It’s now the beginning of November and I’ve just finished taking an awesome writing class. I haven’t written on this blog lately because I’ve been busy getting down the first draft of my novel, but I wanted to share some updates on what I learned in this class.
When I first signed up for the Extreme Novelist course at the Writer’s Center over the summer, I felt pretty intimidated. Reading the course description, I knew that writing an entire first draft in eight weeks time was a lofty goal, even for seasoned novelists. That being said, this course has given me a whole new approach to writing. I am an editor by nature and I approach art I experience every day – books, movies, TV shows, even events – with a critical eye, even when I don’t want to.
Sometimes, it’s hard to progress in my own work because I’m constantly looking for ways to perfect what I already have written, instead of creating new material. Thankfully, this course has helped me focus much more on the process of writing, rather than the idea of perfection, which we can never completely reach.
Here are some of the key things I learned in this course.
Creating and editing use two different parts of the brain. Only use one at a time. We can’t write and create freely when we’re looking at small things to correct and nitpick at the same time. We have to turn that “editing impulse” off and save it for later when we have more material to work with, like an actual first draft to delve into and edit.
Let your subconscious do the work. This is a big one. First drafts are expected to be imperfect. Instead of putting the pressure on yourself to write something amazing, or even good, just set out with the goal to write. Tell the story, however it initially takes form and you might be surprised by the amount of “good,” usable material that comes out of writing rapidly and freely.
Prioritize writing. Everyone manages to waste time in the day doing something. I’m definitely guilty of spending too much time on Instagram or online shopping for things that aren’t essential. You have to make time to write, whether that means getting up early, cutting back a bit on social plans, or eliminating some time-wasting activities that simply aren’t important.
Stay “in the story”. It also helped me tremendously to be constantly thinking about the story I was writing, even in the back of my mind while doing a mindless task at work or riding the metro or bus. Forcing myself to come back to my story almost every day made it easier to remember where I had left off and where I saw things going next.
Escape into your story. This is similar to staying in the story. Something my teacher suggested when people in the class were having a difficult or stressful time outside of their writing lives, was to use the story they were writing as an escape. Watching a movie or reading a good book is often a form of escapism, and it turns out writing one is too.
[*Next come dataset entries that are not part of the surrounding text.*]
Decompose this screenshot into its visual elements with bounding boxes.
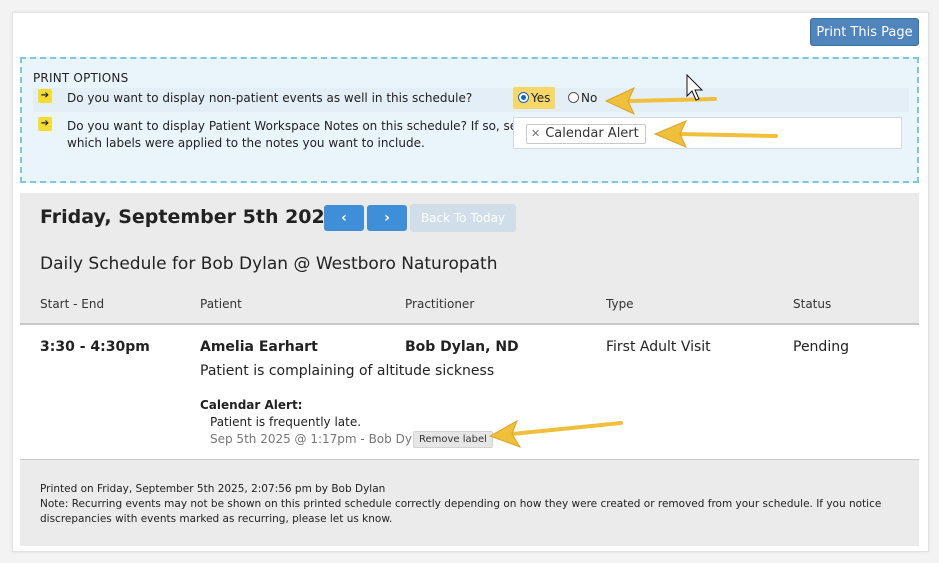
question-workspace-notes-line1: Do you want to display Patient Workspace…: [67, 119, 540, 133]
appointment-status: Pending: [793, 339, 849, 355]
chevron-right-icon: ›: [384, 210, 390, 226]
footer-divider: [20, 459, 919, 460]
radio-no[interactable]: [568, 92, 579, 103]
appointment-complaint: Patient is complaining of altitude sickn…: [200, 363, 495, 379]
column-header-status: Status: [793, 297, 832, 311]
recurring-note-line2: discrepancies with events marked as recu…: [40, 513, 393, 525]
prev-day-button[interactable]: ‹: [324, 205, 364, 231]
appointment-type: First Adult Visit: [606, 339, 711, 355]
schedule-panel: Friday, September 5th 2025 ‹ › Back To T…: [20, 193, 919, 546]
appointment-row: 3:30 - 4:30pm Amelia Earhart Bob Dylan, …: [20, 325, 919, 459]
column-header-practitioner: Practitioner: [405, 297, 475, 311]
arrow-right-icon: ➔: [38, 89, 52, 103]
radio-no-label[interactable]: No: [581, 91, 597, 105]
schedule-title: Daily Schedule for Bob Dylan @ Westboro …: [40, 254, 498, 274]
print-footer: Printed on Friday, September 5th 2025, 2…: [40, 482, 900, 527]
close-icon[interactable]: ✕: [531, 127, 540, 140]
appointment-patient: Amelia Earhart: [200, 339, 318, 355]
recurring-note-line1: Note: Recurring events may not be shown …: [40, 498, 882, 510]
back-to-today-button[interactable]: Back To Today: [410, 204, 516, 232]
question-workspace-notes-line2: which labels were applied to the notes y…: [67, 136, 425, 150]
print-page-button[interactable]: Print This Page: [810, 18, 919, 46]
radio-yes-label[interactable]: Yes: [531, 91, 550, 105]
label-chip-calendar-alert: ✕ Calendar Alert: [526, 124, 646, 144]
arrow-right-icon: ➔: [38, 117, 52, 131]
print-options-title: PRINT OPTIONS: [33, 71, 129, 85]
appointment-practitioner: Bob Dylan, ND: [405, 339, 519, 355]
next-day-button[interactable]: ›: [367, 205, 407, 231]
label-multiselect[interactable]: ✕ Calendar Alert: [513, 117, 902, 149]
question-non-patient-events: Do you want to display non-patient event…: [67, 91, 473, 105]
note-meta: Sep 5th 2025 @ 1:17pm - Bob Dylan: [210, 432, 431, 446]
remove-label-button[interactable]: Remove label: [413, 431, 493, 448]
column-header-type: Type: [606, 297, 634, 311]
chevron-left-icon: ‹: [341, 210, 347, 226]
radio-yes[interactable]: [518, 92, 529, 103]
schedule-date: Friday, September 5th 2025: [40, 206, 338, 228]
note-label-heading: Calendar Alert:: [200, 398, 303, 412]
column-header-patient: Patient: [200, 297, 242, 311]
appointment-time: 3:30 - 4:30pm: [40, 339, 150, 355]
column-header-start-end: Start - End: [40, 297, 105, 311]
printed-on-text: Printed on Friday, September 5th 2025, 2…: [40, 483, 386, 495]
note-text: Patient is frequently late.: [210, 415, 362, 429]
label-chip-text: Calendar Alert: [545, 126, 639, 141]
Hopefully, I’ll be finishing up this draft soon, just in time for National Novel Writing Month, a similarly intense program that encourages people to write a 50,000-word first draft in one month. I think I’m going to use the momentum of National Novel Writing month to edit what I have and prepare it for the next step, which will be having some of my writing friends beta-read and give me feedback.
Have you ever participated in National Novel Writing Month? What tips have helped you stay on track and finish your first draft in a short amount of time?